The first thing that leaps out at me here is the contrast between the types of thing that Paul lists as being the fruit of the Spirit and those that he lists as fruit of the flesh. The fruits of the flesh he describes as "acts of the sinful nature" and they are just that--actions, behaviors, things people do.

The fruit of the spirit on the other hand are character traits. They are ways of being, of course it goes without saying that these will manifest themselves in behavior consistent with the life of the Spirit, but it’s important to note that the transformation is first internal. Does the behavior change? Yes, but it is the person that changes first and the behavior changes as a result of that.

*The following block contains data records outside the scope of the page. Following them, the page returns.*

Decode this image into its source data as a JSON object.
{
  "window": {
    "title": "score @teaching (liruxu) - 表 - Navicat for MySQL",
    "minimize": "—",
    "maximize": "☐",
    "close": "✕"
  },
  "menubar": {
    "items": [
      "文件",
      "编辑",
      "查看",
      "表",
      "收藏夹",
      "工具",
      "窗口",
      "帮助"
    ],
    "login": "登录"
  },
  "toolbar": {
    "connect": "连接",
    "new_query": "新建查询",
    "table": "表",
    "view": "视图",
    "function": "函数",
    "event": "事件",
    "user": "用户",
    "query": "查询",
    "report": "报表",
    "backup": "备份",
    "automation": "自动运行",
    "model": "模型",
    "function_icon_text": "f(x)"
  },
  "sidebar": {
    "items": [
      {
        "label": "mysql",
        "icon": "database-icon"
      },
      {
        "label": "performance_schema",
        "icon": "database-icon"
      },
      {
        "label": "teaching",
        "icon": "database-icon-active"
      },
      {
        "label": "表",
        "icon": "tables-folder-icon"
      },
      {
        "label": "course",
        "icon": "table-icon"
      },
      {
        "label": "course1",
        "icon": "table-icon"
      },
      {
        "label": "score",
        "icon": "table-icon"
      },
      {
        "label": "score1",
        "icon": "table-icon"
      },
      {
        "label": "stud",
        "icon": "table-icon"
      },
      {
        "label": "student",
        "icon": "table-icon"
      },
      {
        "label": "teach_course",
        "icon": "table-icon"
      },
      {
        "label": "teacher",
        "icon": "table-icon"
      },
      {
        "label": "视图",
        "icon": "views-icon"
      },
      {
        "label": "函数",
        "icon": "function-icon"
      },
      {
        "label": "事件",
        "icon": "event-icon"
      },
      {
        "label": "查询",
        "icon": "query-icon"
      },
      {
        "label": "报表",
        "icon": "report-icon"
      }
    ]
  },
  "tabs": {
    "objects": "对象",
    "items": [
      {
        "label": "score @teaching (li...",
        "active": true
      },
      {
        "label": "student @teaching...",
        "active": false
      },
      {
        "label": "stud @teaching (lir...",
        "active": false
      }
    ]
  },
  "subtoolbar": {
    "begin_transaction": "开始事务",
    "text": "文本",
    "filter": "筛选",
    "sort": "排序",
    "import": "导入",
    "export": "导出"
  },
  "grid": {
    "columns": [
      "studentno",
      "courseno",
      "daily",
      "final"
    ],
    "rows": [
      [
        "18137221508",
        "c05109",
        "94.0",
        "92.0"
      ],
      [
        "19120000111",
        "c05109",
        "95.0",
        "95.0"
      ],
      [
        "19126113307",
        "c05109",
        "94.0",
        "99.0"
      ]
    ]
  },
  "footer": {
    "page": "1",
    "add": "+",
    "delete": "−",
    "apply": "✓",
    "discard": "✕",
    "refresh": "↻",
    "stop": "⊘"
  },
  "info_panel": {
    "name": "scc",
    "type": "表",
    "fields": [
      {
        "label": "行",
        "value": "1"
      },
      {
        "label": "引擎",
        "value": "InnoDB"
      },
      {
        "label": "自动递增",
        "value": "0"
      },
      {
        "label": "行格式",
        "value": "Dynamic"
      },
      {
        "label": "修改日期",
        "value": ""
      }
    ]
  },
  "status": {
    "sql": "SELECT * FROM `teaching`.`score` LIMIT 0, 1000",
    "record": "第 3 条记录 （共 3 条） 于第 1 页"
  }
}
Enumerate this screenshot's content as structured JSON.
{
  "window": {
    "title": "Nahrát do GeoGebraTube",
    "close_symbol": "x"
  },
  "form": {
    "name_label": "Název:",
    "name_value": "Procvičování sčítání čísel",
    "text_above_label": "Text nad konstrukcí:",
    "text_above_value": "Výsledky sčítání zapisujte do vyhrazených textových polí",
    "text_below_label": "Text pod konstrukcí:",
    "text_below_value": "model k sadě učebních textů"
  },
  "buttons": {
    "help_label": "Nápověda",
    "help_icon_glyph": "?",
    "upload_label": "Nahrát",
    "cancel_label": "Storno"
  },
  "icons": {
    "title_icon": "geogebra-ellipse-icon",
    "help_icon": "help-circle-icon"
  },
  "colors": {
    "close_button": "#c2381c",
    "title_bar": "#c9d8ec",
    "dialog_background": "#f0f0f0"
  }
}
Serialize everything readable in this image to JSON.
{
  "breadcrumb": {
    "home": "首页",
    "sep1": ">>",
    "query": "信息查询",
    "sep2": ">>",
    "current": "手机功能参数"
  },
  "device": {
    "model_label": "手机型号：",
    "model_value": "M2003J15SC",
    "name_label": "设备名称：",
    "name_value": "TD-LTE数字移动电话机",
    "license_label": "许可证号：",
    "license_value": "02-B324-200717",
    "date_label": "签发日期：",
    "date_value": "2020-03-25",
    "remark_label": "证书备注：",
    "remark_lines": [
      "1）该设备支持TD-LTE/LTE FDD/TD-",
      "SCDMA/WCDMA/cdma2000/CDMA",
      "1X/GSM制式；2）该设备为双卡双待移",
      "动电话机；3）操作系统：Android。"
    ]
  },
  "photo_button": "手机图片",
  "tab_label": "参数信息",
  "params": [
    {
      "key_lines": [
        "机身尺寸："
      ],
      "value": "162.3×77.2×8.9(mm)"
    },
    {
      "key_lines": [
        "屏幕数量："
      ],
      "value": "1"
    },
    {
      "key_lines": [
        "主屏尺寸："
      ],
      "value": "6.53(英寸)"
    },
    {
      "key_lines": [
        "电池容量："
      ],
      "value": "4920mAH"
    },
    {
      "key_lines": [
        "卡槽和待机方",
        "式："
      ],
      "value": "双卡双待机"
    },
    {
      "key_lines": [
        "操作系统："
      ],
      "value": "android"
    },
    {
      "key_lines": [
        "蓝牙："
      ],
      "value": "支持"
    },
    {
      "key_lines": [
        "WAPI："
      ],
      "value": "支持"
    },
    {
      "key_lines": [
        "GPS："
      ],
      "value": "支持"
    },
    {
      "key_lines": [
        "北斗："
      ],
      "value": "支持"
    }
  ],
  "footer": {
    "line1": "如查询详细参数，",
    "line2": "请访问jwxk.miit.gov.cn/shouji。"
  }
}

And it is this internal change that we as human beings are really intersted in. Like the Melanesian islanders building empty runways we can attempt to build the Christian life based on externals but the real cargo never arrives when we do it that way. A life of external purity in itself will lead only to frustration because we cannot forever maintain that facade, but a life rooted in faith in Jesus will lead both to an a life filled with love, joy, peace, patience, kindness, goodness, faithfulness, gentleness and self-control, AND to a life that is externally pure. The very next verse says "Those who belong to Christ Jesus have crucified the sinful nature with its passions and desires"

A relationship with the source of the cargo means you get both the cargo--the fruit of the Spirit--and the runway--the changed life, and instead of being dudgery that new life is abundant.